Essas projeções foram preparadas antes dos piores choques financeiros de setembro e outubro. Como apontou Mervyn King, presidente do Banco da Inglaterra, em discurso ontem, "era necessária ação radical para garantir a sobrevivência do sistema financeiro". E o fato mesmo de que os governos se tenham sentido obrigados a injetar tanto capital novo em seus sistemas financeiros indica a gravidade da crise.
Recentes indicadores dos EUA sobre varejo, construção residencial, produção industrial e confiança dos consumidores sugerem que a economia está caindo em recessão. Os problemas de diversos outros países avançados são semelhantes. Considerem os problemas que esses países têm de enfrentar. Entre 1980 e 2007, a relação entre a dívida financeira bruta e o PIB dos EUA -uma medida do endividamento do setor- saltou de 21% para 116%. Hoje, como resultado, as artérias do sistema estão bloqueadas por más dívidas.
Além disso, embora o governo dos EUA (e os de outros países ocidentais) tenham assumido o compromisso de salvar o núcleo do sistema bancário, o sistema financeiro não-bancário, incluindo os fundos de hedge, parece destinado a implodir à medida que o financiamento desaparece. Isso tornará inevitáveis vendas forçadas de ativos financeiros e insolvências.

O impacto da implosão daquilo que Nouriel Roubini, do RGE Monitor, define como "maior bolha de ativos alavancados e maior bolha de crédito da história" está exercendo efeitos cada vez mais severos sobre as economias reais.
E esses maus ventos não beneficiam ninguém: o FMI está de volta à ativa e já ajudou Islândia, Paquistão e Ucrânia. A lista de países em dificuldades inclui também Bulgária, Estônia, Letônia e Turquia. Embora China e Índia pareçam relativamente protegidas contra a recessão, ambas serão afetadas de maneira adversa. Investimentos e exportações líquidas geraram três quartos do crescimento da demanda chinesa nos últimos anos, e a crise desacelerará ambas as coisas.
As economias emergentes não se descolarão. Não surpreende: os EUA, a União Européia e o Japão geram 62% da produção mundial. Uma desaceleração acentuada nesses países decerto causa impacto sério no mundo. Mas algumas das economias emergentes ainda assim devem se provar capazes de sustentar crescimento relativamente rápido.
A desaceleração e os problemas financeiros reduziram os preços das commodities. O FMI já prevê inflação de preços ao consumidor de 2% ao ano nos países de alta renda. A queda é ruim para os exportadores de commodities. Mas promoverá reduções necessárias nas taxas oficiais de juros. Embora o impacto do corte dos juros deva ser modesto, ainda assim ajudará.

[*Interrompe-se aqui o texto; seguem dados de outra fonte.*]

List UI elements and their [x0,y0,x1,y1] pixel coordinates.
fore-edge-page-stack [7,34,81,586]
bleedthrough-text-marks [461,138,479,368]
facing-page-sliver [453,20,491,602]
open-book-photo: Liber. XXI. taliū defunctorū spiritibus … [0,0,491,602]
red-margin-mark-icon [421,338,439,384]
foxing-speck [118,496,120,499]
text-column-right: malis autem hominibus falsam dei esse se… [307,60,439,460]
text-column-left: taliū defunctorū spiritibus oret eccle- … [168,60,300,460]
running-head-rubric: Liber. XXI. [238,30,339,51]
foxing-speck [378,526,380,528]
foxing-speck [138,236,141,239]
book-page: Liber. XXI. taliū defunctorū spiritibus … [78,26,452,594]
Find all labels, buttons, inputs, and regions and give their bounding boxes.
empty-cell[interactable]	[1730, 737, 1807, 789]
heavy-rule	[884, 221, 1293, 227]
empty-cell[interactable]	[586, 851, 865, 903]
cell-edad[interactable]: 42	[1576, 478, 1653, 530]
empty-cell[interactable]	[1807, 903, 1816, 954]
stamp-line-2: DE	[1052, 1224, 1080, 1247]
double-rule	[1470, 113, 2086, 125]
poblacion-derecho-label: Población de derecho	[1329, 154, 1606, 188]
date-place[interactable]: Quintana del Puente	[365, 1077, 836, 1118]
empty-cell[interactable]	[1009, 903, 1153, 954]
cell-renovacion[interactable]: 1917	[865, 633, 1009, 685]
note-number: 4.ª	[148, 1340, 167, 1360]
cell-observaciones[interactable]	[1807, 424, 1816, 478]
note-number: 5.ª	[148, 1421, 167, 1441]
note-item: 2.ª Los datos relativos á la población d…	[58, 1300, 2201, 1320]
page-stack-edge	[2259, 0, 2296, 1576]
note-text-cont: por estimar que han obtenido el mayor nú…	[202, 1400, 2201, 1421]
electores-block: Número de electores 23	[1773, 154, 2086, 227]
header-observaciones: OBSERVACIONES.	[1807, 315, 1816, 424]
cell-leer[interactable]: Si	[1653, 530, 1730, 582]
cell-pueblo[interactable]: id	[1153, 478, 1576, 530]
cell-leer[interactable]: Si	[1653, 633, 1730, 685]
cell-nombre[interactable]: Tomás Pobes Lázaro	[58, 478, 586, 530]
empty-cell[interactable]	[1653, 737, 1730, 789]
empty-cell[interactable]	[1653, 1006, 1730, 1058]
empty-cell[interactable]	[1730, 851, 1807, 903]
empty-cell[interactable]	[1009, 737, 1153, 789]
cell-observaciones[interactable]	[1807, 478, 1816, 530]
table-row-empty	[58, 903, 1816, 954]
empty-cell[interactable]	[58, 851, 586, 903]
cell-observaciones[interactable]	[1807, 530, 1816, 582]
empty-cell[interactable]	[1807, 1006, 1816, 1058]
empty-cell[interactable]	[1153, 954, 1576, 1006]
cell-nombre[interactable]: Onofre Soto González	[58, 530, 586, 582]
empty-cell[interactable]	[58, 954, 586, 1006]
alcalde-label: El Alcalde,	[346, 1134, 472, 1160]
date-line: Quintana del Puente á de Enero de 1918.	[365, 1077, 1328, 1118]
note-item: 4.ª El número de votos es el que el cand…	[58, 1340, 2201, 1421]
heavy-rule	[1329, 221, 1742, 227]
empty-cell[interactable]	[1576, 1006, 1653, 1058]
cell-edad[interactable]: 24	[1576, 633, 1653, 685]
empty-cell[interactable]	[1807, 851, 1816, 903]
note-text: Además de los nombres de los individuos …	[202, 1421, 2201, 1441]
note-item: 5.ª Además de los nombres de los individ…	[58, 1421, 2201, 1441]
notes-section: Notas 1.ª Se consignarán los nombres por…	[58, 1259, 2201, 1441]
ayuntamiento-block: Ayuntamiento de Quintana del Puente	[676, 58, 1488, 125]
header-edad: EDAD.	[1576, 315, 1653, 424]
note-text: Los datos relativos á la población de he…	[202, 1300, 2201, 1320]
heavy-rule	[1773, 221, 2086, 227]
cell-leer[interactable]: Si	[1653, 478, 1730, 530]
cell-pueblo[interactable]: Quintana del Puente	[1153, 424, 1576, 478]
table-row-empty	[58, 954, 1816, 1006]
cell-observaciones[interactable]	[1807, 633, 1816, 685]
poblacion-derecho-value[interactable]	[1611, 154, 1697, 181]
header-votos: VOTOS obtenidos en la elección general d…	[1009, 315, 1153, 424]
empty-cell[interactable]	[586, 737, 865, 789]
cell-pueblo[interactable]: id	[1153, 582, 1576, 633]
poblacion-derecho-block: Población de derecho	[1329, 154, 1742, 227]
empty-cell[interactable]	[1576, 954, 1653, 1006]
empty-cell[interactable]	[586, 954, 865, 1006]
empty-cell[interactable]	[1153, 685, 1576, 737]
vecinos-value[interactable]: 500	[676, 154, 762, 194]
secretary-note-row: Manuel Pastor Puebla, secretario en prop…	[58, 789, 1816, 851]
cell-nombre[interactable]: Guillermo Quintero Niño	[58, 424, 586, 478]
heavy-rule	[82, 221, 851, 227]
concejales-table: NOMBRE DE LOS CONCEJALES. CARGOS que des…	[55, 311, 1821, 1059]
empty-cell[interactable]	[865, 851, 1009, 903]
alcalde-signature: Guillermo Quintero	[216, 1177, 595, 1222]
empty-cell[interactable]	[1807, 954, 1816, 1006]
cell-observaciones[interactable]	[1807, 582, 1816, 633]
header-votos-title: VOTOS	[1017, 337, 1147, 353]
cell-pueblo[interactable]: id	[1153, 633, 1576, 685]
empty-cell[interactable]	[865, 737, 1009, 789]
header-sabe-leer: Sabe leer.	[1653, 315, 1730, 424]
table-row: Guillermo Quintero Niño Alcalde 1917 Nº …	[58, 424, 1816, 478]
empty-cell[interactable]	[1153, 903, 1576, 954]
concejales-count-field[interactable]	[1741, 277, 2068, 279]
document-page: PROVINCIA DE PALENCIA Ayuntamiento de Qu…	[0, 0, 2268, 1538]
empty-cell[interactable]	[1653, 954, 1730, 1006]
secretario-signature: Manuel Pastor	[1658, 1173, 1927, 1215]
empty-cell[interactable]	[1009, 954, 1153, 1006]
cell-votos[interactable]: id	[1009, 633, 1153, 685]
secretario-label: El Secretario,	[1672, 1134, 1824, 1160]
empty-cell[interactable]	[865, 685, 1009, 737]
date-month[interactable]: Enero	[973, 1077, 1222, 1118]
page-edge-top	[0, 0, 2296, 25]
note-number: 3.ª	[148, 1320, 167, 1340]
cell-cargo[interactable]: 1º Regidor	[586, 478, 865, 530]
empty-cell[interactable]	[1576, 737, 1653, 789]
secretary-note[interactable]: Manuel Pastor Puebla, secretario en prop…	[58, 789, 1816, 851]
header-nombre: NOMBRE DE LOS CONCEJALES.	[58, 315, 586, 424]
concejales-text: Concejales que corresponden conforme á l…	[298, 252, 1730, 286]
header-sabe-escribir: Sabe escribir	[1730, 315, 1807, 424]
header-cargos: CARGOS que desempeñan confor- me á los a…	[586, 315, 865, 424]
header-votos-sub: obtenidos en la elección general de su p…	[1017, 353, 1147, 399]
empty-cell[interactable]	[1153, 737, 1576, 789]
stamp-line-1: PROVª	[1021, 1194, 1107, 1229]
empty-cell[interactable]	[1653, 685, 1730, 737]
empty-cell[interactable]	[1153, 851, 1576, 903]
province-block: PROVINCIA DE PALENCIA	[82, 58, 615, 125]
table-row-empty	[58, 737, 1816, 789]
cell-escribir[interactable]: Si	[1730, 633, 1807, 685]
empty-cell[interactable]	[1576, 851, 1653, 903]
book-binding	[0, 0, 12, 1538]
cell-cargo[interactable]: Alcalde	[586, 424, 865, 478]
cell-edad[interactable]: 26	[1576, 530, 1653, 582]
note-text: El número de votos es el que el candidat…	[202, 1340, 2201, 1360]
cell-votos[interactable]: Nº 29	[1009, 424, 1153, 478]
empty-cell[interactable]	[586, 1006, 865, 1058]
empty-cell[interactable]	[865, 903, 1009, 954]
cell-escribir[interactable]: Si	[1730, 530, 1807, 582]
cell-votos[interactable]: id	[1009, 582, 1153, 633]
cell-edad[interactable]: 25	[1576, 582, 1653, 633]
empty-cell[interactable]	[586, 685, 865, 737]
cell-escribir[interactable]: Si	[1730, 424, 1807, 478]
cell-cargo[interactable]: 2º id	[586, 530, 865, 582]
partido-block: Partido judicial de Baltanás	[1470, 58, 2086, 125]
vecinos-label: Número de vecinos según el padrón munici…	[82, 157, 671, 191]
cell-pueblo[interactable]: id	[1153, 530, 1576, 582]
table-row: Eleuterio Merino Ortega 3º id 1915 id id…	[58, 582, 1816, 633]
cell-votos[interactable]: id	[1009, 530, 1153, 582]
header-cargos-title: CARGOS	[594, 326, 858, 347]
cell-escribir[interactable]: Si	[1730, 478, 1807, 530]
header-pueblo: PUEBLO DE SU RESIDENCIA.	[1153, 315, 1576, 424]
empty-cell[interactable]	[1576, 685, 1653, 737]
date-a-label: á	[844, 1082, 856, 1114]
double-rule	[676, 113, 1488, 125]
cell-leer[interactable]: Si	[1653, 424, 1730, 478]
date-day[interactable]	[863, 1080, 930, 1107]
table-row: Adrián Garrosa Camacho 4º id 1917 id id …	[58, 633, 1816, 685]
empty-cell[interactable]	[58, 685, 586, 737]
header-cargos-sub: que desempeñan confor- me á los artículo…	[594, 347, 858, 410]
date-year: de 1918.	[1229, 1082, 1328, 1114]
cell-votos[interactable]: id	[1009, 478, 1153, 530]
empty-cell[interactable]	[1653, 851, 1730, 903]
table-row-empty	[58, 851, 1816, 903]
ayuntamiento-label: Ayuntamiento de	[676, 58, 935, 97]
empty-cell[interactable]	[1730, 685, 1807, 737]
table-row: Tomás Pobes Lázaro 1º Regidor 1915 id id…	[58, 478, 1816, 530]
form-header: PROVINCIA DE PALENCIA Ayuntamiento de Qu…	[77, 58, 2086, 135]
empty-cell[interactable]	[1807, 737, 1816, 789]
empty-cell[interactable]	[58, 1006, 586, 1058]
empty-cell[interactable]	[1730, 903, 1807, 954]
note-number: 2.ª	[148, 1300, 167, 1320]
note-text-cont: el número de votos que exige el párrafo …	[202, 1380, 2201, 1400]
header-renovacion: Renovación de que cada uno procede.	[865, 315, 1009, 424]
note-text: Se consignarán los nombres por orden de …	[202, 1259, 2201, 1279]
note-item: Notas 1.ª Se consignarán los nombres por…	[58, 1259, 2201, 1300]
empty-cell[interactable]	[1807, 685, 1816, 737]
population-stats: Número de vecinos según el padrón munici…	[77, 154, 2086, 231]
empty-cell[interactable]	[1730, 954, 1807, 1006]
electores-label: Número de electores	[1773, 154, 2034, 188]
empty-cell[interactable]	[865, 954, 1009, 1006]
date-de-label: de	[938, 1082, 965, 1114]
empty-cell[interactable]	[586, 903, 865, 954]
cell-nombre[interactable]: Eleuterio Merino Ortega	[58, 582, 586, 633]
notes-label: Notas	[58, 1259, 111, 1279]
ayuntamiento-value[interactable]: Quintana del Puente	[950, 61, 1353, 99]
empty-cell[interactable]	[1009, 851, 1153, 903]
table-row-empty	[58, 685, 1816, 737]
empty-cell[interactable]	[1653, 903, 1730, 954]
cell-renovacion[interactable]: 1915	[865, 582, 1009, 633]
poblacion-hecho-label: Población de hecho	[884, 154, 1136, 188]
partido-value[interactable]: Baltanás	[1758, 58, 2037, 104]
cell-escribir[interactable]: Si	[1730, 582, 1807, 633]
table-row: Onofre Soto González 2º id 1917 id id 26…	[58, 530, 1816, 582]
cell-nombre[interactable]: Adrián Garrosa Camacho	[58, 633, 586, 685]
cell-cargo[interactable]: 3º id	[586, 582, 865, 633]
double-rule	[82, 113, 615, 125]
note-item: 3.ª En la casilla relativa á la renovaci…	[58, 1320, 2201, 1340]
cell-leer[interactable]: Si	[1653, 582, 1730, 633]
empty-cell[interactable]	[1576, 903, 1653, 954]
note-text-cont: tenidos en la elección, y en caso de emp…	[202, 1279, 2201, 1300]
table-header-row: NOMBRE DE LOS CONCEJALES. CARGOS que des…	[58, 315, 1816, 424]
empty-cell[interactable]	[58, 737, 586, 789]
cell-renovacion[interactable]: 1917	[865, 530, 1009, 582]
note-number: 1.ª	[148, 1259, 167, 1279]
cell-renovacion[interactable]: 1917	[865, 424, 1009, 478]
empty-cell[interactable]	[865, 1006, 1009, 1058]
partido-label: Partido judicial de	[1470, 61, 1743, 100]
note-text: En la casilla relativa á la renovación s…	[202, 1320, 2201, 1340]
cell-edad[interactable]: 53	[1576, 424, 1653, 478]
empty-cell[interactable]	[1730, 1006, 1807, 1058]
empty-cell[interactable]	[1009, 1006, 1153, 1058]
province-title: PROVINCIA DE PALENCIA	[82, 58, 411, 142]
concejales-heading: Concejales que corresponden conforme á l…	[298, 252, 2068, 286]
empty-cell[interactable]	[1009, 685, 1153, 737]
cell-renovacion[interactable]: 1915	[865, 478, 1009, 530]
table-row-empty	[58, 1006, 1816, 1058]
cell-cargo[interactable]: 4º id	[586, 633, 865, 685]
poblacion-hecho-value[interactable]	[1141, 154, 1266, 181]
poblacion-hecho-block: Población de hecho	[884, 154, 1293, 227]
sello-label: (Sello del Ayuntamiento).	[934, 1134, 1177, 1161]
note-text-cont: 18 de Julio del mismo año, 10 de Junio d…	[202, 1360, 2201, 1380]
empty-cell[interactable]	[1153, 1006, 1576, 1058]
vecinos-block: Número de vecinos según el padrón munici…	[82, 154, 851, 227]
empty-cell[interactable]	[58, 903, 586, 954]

No entanto, sob as condições atuais, a política monetária não será suficiente. Temos uma situação keynesiana, que requer remédios keynesianos. Os déficits orçamentários terminarão em níveis antes considerados inaceitáveis. Que seja.
Duas medidas adicionais precisam ser implementadas. A primeira é um novo procedimento para a reestruturação de dívidas de domicílios falidos. A segunda é fornecer fundos suficientes para resgates do FMI a economias emergentes. Hoje, a liquidez do FMI é excepcional. Mas pode bem ser que essa situação não se mantenha por muito tempo, se as condições continuarem a piorar.
O desafio continua a ser garantir que aquilo que poderia ter se tornado uma verdadeira depressão econômica termine como uma recessão rasa em países de alta renda atingidos e como uma modesta desaceleração nos emergentes. Já foi feito o suficiente para prevenir o colapso dos sistemas financeiros. Mas uma longa e profunda desaceleração mundial ainda é provável. Ação determinada é necessária para limitar seus efeitos. Esse continua a ser o desafio mais imediato.